Ski-For-Light (SFL) is an organization that for one week
each year pairs blind and mobility impaired individuals with guides to share
the experience of Nordic skiing.
I have been a guide for twenty of SFL’s forty year history.
When people ask me what makes the program special I have always had a difficult
time finding a short description that describes the friendships, challenges, and
personal growth each week delivers. Sometimes it is easier to relate a story of
a particular event which encompasses the SFL spirit. This past week in Granby
Colorado generated one such event.
SFL week culminates with a contest that allows skiers to
choose to compete in either a 10 km race or a 5 km predicted time rally. Race
day dawned colder under overcast skies and moderate snow, in contrast to the
bright sun and warm temperatures we experienced for most of the week. I was assisting
Tim, the Race Coordinator, in the timing shack and everything was going well
despite the slower conditions brought on by the accumulation of new snow.
Two hours after the start all but one of the one hundred and
three skier pairs had crossed the finish line. The last pair was skiing the 5
km course and was nowhere to be seen. We sent someone out with a phone to
locate them and report where they were on the course. By now conditions had
deteriorated and the wind was considerably stronger.
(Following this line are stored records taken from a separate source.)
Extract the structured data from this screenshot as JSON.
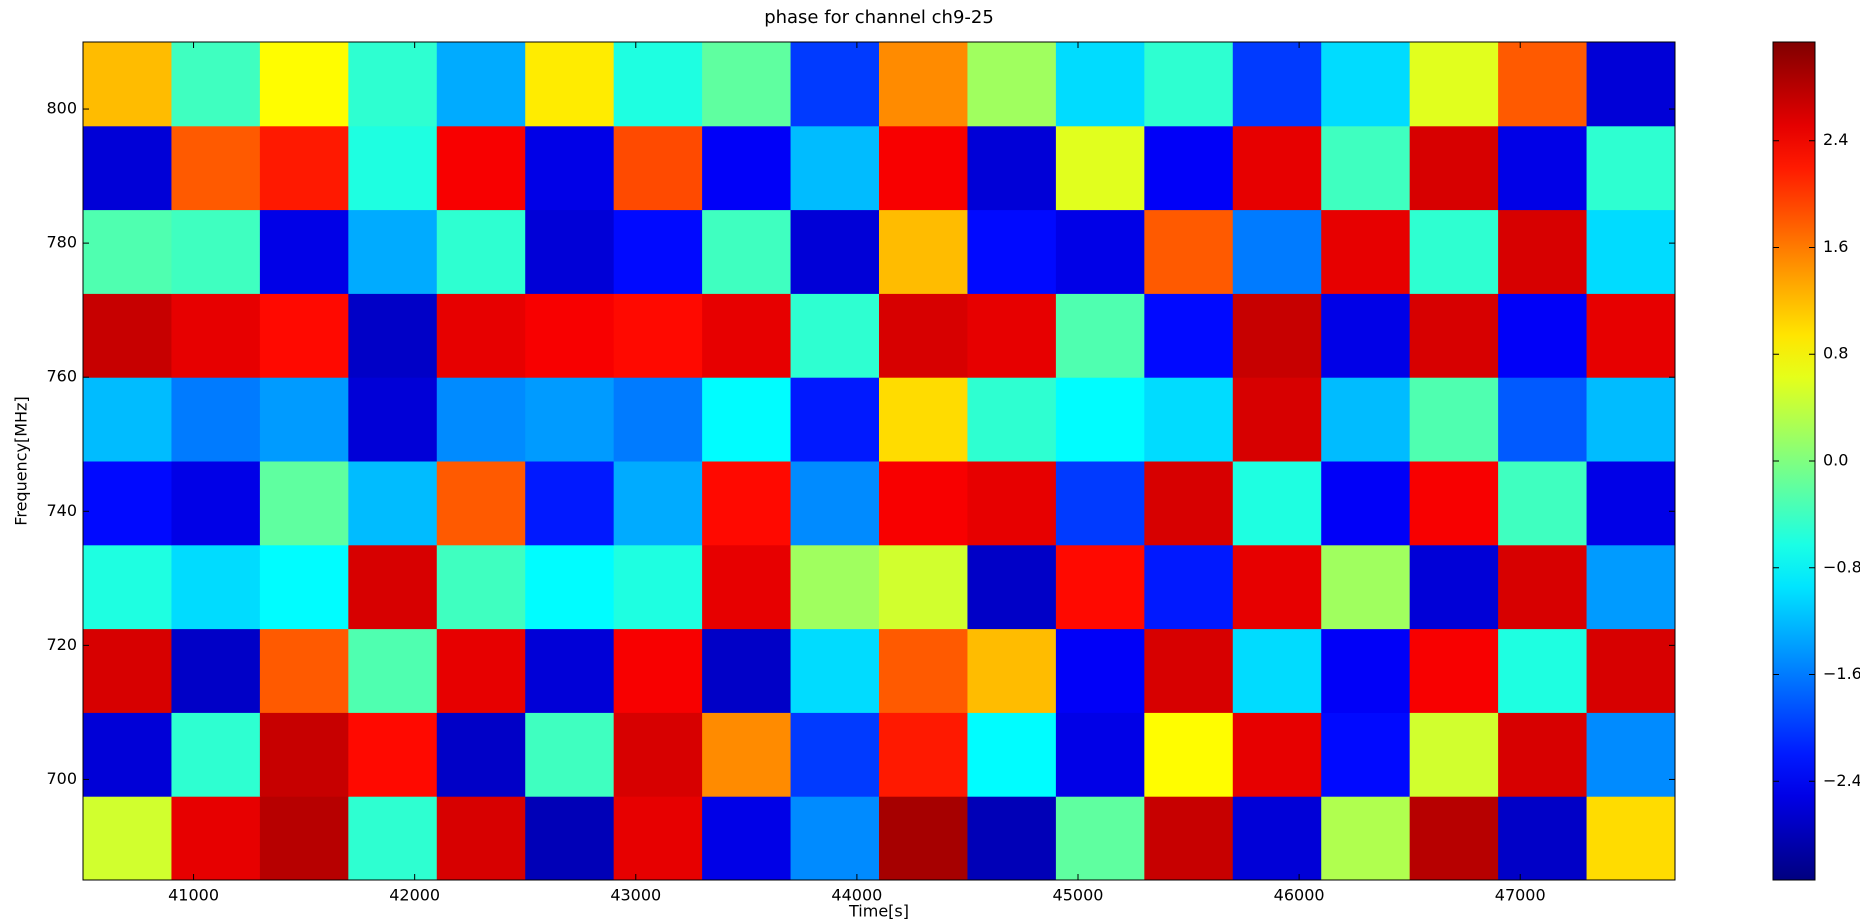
{
  "chart_data": {
    "type": "heatmap",
    "title": "phase for channel ch9-25",
    "x_label": "Time[s]",
    "y_label": "Frequency[MHz]",
    "colormap": "jet",
    "x_edges": [
      40500,
      40900,
      41300,
      41700,
      42100,
      42500,
      42900,
      43300,
      43700,
      44100,
      44500,
      44900,
      45300,
      45700,
      46100,
      46500,
      46900,
      47300,
      47700
    ],
    "y_edges": [
      685,
      697.5,
      710,
      722.5,
      735,
      747.5,
      760,
      772.5,
      785,
      797.5,
      810
    ],
    "z": [
      [
        0.5,
        2.5,
        2.8,
        -0.5,
        2.6,
        -2.8,
        2.5,
        -2.5,
        -1.5,
        2.9,
        -2.8,
        -0.2,
        2.7,
        -2.6,
        0.3,
        2.8,
        -2.7,
        1.0
      ],
      [
        -2.6,
        -0.5,
        2.7,
        2.3,
        -2.7,
        -0.4,
        2.6,
        1.5,
        -2.0,
        2.2,
        -0.8,
        -2.5,
        0.8,
        2.5,
        -2.3,
        0.5,
        2.6,
        -1.5
      ],
      [
        2.6,
        -2.7,
        1.8,
        -0.3,
        2.5,
        -2.6,
        2.4,
        -2.7,
        -1.0,
        1.8,
        1.2,
        -2.4,
        2.6,
        -1.0,
        -2.4,
        2.4,
        -0.6,
        2.6
      ],
      [
        -0.6,
        -1.0,
        -0.8,
        2.6,
        -0.4,
        -0.8,
        -0.6,
        2.5,
        0.2,
        0.5,
        -2.7,
        2.3,
        -2.2,
        2.5,
        0.2,
        -2.6,
        2.6,
        -1.4
      ],
      [
        -2.3,
        -2.5,
        -0.2,
        -1.2,
        1.8,
        -2.2,
        -1.3,
        2.3,
        -1.5,
        2.4,
        2.5,
        -2.0,
        2.6,
        -0.6,
        -2.4,
        2.4,
        -0.4,
        -2.5
      ],
      [
        -1.2,
        -1.6,
        -1.4,
        -2.6,
        -1.5,
        -1.4,
        -1.6,
        -0.8,
        -2.2,
        1.0,
        -0.5,
        -0.8,
        -1.0,
        2.6,
        -1.2,
        -0.3,
        -1.8,
        -1.2
      ],
      [
        2.7,
        2.5,
        2.3,
        -2.7,
        2.5,
        2.4,
        2.3,
        2.5,
        -0.5,
        2.6,
        2.5,
        -0.3,
        -2.3,
        2.7,
        -2.5,
        2.6,
        -2.4,
        2.5
      ],
      [
        -0.3,
        -0.4,
        -2.5,
        -1.3,
        -0.5,
        -2.6,
        -2.3,
        -0.4,
        -2.6,
        1.2,
        -2.3,
        -2.5,
        1.8,
        -1.6,
        2.5,
        -0.5,
        2.6,
        -1.0
      ],
      [
        -2.6,
        1.8,
        2.2,
        -0.6,
        2.4,
        -2.5,
        1.9,
        -2.4,
        -1.2,
        2.4,
        -2.6,
        0.6,
        -2.4,
        2.5,
        -0.4,
        2.6,
        -2.5,
        -0.5
      ],
      [
        1.2,
        -0.4,
        0.8,
        -0.5,
        -1.3,
        0.9,
        -0.6,
        -0.2,
        -2.0,
        1.5,
        0.2,
        -1.0,
        -0.5,
        -2.0,
        -1.0,
        0.6,
        1.8,
        -2.6
      ]
    ],
    "xlim": [
      40500,
      47700
    ],
    "xticks": [
      41000,
      42000,
      43000,
      44000,
      45000,
      46000,
      47000
    ],
    "ylim": [
      685,
      810
    ],
    "yticks": [
      700,
      720,
      740,
      760,
      780,
      800
    ],
    "clim": [
      -3.14,
      3.14
    ],
    "cticks": [
      {
        "value": -2.4,
        "label": "−2.4"
      },
      {
        "value": -1.6,
        "label": "−1.6"
      },
      {
        "value": -0.8,
        "label": "−0.8"
      },
      {
        "value": 0,
        "label": "0.0"
      },
      0.8,
      1.6,
      2.4
    ]
  }
}
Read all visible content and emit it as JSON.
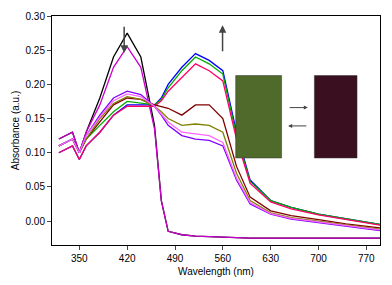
{
  "chart_data": {
    "type": "line",
    "x_label": "Wavelength (nm)",
    "y_label": "Absorbance (a.u.)",
    "x": [
      320,
      340,
      350,
      360,
      380,
      400,
      420,
      440,
      460,
      470,
      480,
      500,
      520,
      540,
      560,
      580,
      600,
      630,
      660,
      700,
      740,
      790
    ],
    "series": [
      {
        "color": "#000000",
        "values": [
          0.12,
          0.13,
          0.1,
          0.13,
          0.18,
          0.24,
          0.275,
          0.24,
          0.14,
          0.03,
          -0.015,
          -0.02,
          -0.022,
          -0.023,
          -0.024,
          -0.025,
          -0.025,
          -0.025,
          -0.025,
          -0.025,
          -0.025,
          -0.025
        ]
      },
      {
        "color": "#cc00cc",
        "values": [
          0.12,
          0.13,
          0.1,
          0.13,
          0.17,
          0.225,
          0.255,
          0.225,
          0.135,
          0.03,
          -0.015,
          -0.02,
          -0.022,
          -0.023,
          -0.024,
          -0.025,
          -0.025,
          -0.025,
          -0.025,
          -0.025,
          -0.025,
          -0.025
        ]
      },
      {
        "color": "#0000ff",
        "values": [
          0.1,
          0.11,
          0.09,
          0.11,
          0.13,
          0.155,
          0.17,
          0.17,
          0.17,
          0.18,
          0.2,
          0.225,
          0.245,
          0.235,
          0.22,
          0.13,
          0.06,
          0.03,
          0.02,
          0.01,
          0.003,
          -0.005
        ]
      },
      {
        "color": "#00aa00",
        "values": [
          0.11,
          0.12,
          0.1,
          0.12,
          0.14,
          0.16,
          0.175,
          0.172,
          0.17,
          0.178,
          0.195,
          0.22,
          0.24,
          0.23,
          0.215,
          0.125,
          0.058,
          0.03,
          0.02,
          0.01,
          0.003,
          -0.005
        ]
      },
      {
        "color": "#ff0066",
        "values": [
          0.1,
          0.11,
          0.09,
          0.11,
          0.13,
          0.155,
          0.168,
          0.168,
          0.168,
          0.176,
          0.19,
          0.21,
          0.23,
          0.22,
          0.205,
          0.12,
          0.055,
          0.028,
          0.018,
          0.009,
          0.002,
          -0.006
        ]
      },
      {
        "color": "#800000",
        "values": [
          0.11,
          0.12,
          0.1,
          0.12,
          0.145,
          0.17,
          0.18,
          0.178,
          0.17,
          0.168,
          0.165,
          0.155,
          0.17,
          0.17,
          0.15,
          0.08,
          0.035,
          0.015,
          0.008,
          0.002,
          -0.004,
          -0.01
        ]
      },
      {
        "color": "#808000",
        "values": [
          0.11,
          0.12,
          0.1,
          0.12,
          0.15,
          0.172,
          0.182,
          0.178,
          0.168,
          0.16,
          0.15,
          0.14,
          0.142,
          0.14,
          0.13,
          0.07,
          0.03,
          0.012,
          0.005,
          0.0,
          -0.005,
          -0.012
        ]
      },
      {
        "color": "#8000ff",
        "values": [
          0.11,
          0.12,
          0.1,
          0.125,
          0.155,
          0.18,
          0.19,
          0.185,
          0.168,
          0.155,
          0.14,
          0.125,
          0.12,
          0.118,
          0.11,
          0.06,
          0.025,
          0.01,
          0.003,
          -0.002,
          -0.007,
          -0.014
        ]
      },
      {
        "color": "#ff66ff",
        "values": [
          0.11,
          0.12,
          0.1,
          0.125,
          0.152,
          0.176,
          0.186,
          0.182,
          0.168,
          0.157,
          0.145,
          0.13,
          0.128,
          0.125,
          0.115,
          0.063,
          0.027,
          0.011,
          0.004,
          -0.001,
          -0.006,
          -0.013
        ]
      }
    ],
    "xlim": [
      310,
      790
    ],
    "xticks": [
      350,
      420,
      490,
      560,
      630,
      700,
      770
    ],
    "ylim": [
      -0.035,
      0.3
    ],
    "yticks": [
      {
        "value": 0,
        "label": "0.00"
      },
      {
        "value": 0.05,
        "label": "0.05"
      },
      {
        "value": 0.1,
        "label": "0.10"
      },
      {
        "value": 0.15,
        "label": "0.15"
      },
      {
        "value": 0.2,
        "label": "0.20"
      },
      {
        "value": 0.25,
        "label": "0.25"
      },
      {
        "value": 0.3,
        "label": "0.30"
      }
    ],
    "grid": false
  }
}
The call came in. The guide and skier were only at the 3km
mark on the 5 km course. They would be out for at least another hour. Tim and I
conferred and considered sending a snow machine out for them as exhaustion and
cold could become a dangerous combination. When presented with this option the
skier was adamant – she wanted to finish on her own. We agreed we’d keep the course
open as long as possible.
Almost all of the two hundred and fifty people at the finish
area had long since gone back to the hotel, but a few dozen remained, searching
the top of the slope in the distance for any sign of the last pair. Forty five
minutes later two heads became two bodies as they crested the final hill before
the finish. Spectators ran and skied towards them, forming a moving cheering
section around the skier and her guide. Cow bells rang and words of
encouragement were continuously shouted. Every few feet someone would call out
the distance to the finish line the skier could not see.
The last one hundred yards took fifteen minutes, each step
propelling the skier only a few inches. It was obvious she and her guide were
cold and both physically and emotionally drained. Wind was blowing snow across
their path and pushing like a cold hand trying to impede their progress. Every
few feet she would wobble and catch herself just before falling over. If she
fell over now I doubt she would have had the energy to get back up.
The skier crossed the finish to the clanging of bells, cheers
and hugs. Both she and her guide, and many of us watching, had tears in our
eyes. This woman was no athlete. Most people could have walked around that
course in a fraction of the time, but this person pushed herself beyond her
limits, and to his credit so did her guide.
What will this experience mean for her days, months, or
years in the future? I can’t know that, but I’m sure that her life will be
changed for the better, if not in a profound, at least in some small way. The
same can be said of her guide and each of us who was witness to her resolve to
finish.
This is why I’m a Ski-For-Light guide.